1. An electrolytic cell for electrosynthesis of adiponitrile comprises an electrolytic cell shell fixedly connected with a blind flange, wherein the bottom of the electrolytic cell shell is provided with a liquid inlet, and the top of the electrolytic cell shell is provided with a liquid outlet; the method is characterized in that: an anode assembly and a cathode assembly which are matched with each other are arranged in the electrolytic cell shell, the anode assembly comprises an anode conductive plate, one side of the anode conductive plate is provided with an anode conductive column which penetrates out of the blind flange, and the other side of the anode conductive plate is provided with a plurality of anode plates which are perpendicular to the liquid inlet; the cathode assembly comprises a cathode conductive plate, one side of the cathode conductive plate is provided with a cathode conductive column penetrating out of the electrolytic cell shell, and the other side of the cathode conductive plate is provided with a plurality of cathode plates; the anode plates and the cathode plates are arranged in parallel and in a staggered mode, gaps are reserved between the anode plates and the cathode current-conducting plates, and gaps are reserved between the cathode plates and the anode current-conducting plates.
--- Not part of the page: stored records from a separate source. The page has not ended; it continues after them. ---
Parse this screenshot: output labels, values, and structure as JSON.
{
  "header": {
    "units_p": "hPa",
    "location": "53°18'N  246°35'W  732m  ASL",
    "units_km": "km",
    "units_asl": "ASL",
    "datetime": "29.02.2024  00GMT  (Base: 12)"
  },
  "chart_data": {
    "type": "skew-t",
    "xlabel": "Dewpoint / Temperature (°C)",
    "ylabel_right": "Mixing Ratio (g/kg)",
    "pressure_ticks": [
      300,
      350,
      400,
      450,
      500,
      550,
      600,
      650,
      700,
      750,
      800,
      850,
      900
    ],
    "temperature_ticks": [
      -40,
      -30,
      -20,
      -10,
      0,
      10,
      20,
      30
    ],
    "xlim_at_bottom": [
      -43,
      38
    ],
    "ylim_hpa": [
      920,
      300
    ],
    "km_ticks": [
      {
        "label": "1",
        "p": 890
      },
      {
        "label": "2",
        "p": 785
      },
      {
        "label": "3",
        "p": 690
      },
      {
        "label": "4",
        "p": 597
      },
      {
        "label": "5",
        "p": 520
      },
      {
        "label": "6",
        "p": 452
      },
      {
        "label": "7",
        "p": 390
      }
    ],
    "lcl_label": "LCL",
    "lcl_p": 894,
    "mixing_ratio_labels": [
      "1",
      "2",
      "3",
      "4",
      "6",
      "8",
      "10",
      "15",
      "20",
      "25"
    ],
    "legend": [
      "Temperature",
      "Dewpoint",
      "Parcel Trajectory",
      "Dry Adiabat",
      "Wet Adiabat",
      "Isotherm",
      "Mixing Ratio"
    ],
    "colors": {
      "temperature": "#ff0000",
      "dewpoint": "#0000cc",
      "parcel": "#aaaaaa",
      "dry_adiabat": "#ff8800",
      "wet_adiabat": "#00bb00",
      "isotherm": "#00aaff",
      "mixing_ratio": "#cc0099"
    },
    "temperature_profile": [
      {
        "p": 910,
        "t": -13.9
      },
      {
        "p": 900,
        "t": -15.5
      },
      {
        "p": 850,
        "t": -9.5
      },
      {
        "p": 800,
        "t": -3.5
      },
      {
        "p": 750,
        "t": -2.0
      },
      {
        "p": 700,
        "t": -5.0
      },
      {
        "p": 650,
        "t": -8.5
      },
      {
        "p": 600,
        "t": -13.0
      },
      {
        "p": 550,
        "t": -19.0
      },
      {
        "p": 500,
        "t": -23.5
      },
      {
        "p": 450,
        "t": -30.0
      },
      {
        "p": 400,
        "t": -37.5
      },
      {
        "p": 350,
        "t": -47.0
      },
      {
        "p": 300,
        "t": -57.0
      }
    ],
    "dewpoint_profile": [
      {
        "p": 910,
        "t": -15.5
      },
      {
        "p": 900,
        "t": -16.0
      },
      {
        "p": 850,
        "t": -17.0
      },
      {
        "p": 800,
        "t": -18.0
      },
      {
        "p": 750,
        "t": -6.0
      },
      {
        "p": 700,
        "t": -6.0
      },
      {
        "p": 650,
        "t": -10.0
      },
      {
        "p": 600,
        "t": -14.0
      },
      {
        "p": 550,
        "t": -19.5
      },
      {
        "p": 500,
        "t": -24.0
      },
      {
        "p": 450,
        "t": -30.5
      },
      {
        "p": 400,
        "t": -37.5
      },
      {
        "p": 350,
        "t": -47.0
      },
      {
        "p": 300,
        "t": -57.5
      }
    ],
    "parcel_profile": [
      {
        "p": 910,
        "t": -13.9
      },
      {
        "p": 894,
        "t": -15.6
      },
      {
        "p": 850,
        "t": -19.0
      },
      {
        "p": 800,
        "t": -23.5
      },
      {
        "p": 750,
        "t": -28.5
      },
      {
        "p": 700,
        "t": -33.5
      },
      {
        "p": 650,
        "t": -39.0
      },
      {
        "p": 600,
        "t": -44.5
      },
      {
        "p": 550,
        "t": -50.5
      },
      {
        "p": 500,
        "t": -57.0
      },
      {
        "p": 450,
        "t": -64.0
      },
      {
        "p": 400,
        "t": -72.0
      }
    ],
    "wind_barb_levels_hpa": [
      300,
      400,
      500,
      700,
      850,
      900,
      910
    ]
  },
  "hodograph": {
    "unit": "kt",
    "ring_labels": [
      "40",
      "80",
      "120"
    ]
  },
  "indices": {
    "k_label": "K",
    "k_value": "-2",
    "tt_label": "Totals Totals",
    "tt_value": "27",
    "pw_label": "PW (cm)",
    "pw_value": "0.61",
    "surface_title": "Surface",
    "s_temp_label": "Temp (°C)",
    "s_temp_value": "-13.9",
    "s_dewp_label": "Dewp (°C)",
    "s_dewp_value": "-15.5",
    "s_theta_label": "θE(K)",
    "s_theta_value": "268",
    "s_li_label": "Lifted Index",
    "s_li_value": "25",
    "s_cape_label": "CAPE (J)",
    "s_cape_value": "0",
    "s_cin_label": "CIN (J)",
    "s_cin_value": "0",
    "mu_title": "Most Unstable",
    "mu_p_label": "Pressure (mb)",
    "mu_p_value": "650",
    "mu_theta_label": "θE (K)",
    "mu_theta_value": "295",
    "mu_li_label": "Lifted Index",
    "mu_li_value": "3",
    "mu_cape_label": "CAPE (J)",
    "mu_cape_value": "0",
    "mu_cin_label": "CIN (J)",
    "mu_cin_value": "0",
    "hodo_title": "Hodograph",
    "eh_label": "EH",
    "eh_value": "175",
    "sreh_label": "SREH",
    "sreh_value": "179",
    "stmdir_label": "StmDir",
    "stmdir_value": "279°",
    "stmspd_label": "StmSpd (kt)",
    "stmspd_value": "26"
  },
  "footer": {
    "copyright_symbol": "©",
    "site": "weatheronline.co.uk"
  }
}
2. An electrolytic cell for the electrosynthesis of adiponitrile as defined in claim 1 wherein: the anode plate is provided with a plurality of first screw holes, and the cathode plate is provided with a plurality of second screw holes which are in one-to-one correspondence with the first screw holes; plastic screws are arranged in the first screw holes on the anode plates and the second screw holes corresponding to the anode plates in a penetrating mode.
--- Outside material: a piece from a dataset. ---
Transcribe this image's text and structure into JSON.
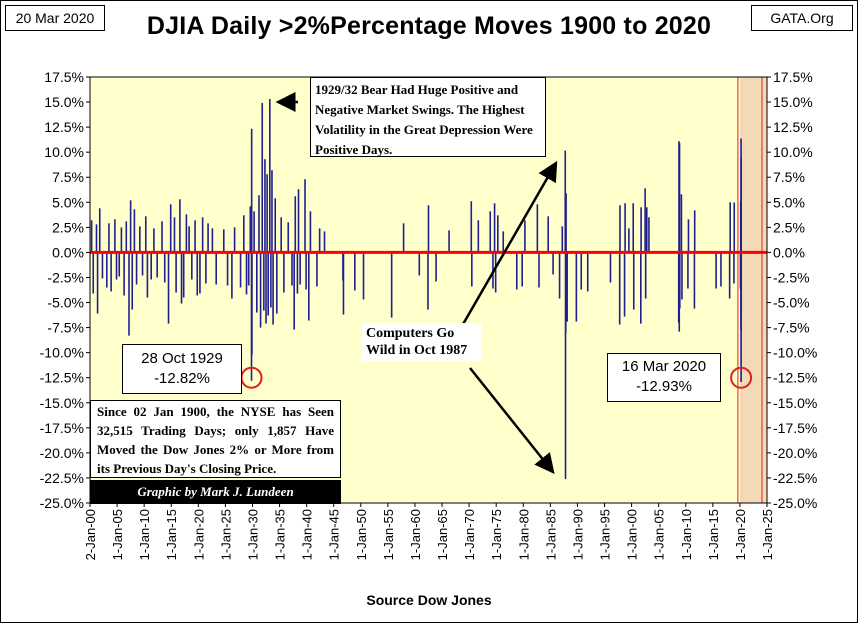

3. An electrolytic cell for the electrosynthesis of adiponitrile as defined in claim 2 wherein: and an insulating gasket is sleeved on the plastic screw rod between the adjacent anode plate and the cathode plate.

4. An electrolytic cell for the electrosynthesis of adiponitrile as defined in any one of claims 1-3 wherein: an insulating ring is further sleeved on the anode conductive column, one end of the insulating ring abuts against the blind flange, and the other end of the insulating ring abuts against the anode conductive plate.

5. An electrolytic cell for the electrosynthesis of adiponitrile as defined in claim 4 wherein: the blind flange is connected with the electrolytic cell shell in a PTFE (polytetrafluoroethylene) sealing mode, and a through hole used for penetrating the anode conductive column is formed in the axis of the blind flange.

6. An electrolytic cell for the electrosynthesis of adiponitrile as defined in claim 4 wherein: the end parts of the liquid inlet and the liquid outlet are respectively provided with a connecting flange which is integrally formed.

7. An electrolytic cell for the electrosynthesis of adiponitrile as defined in claim 1 wherein: the anode plate is made of titanium, and the surface of the anode plate is coated with an oxidation-resistant high oxygen evolution coating.

8. An electrolytic cell for the electrosynthesis of adiponitrile as defined in claim 1 wherein: the cathode plate is made of titanium or stainless steel.

9. An electrolytic cell for the electrosynthesis of adiponitrile as defined in claim 1 wherein: the electrolytic cell shell is a cylindrical shell made of stainless steel.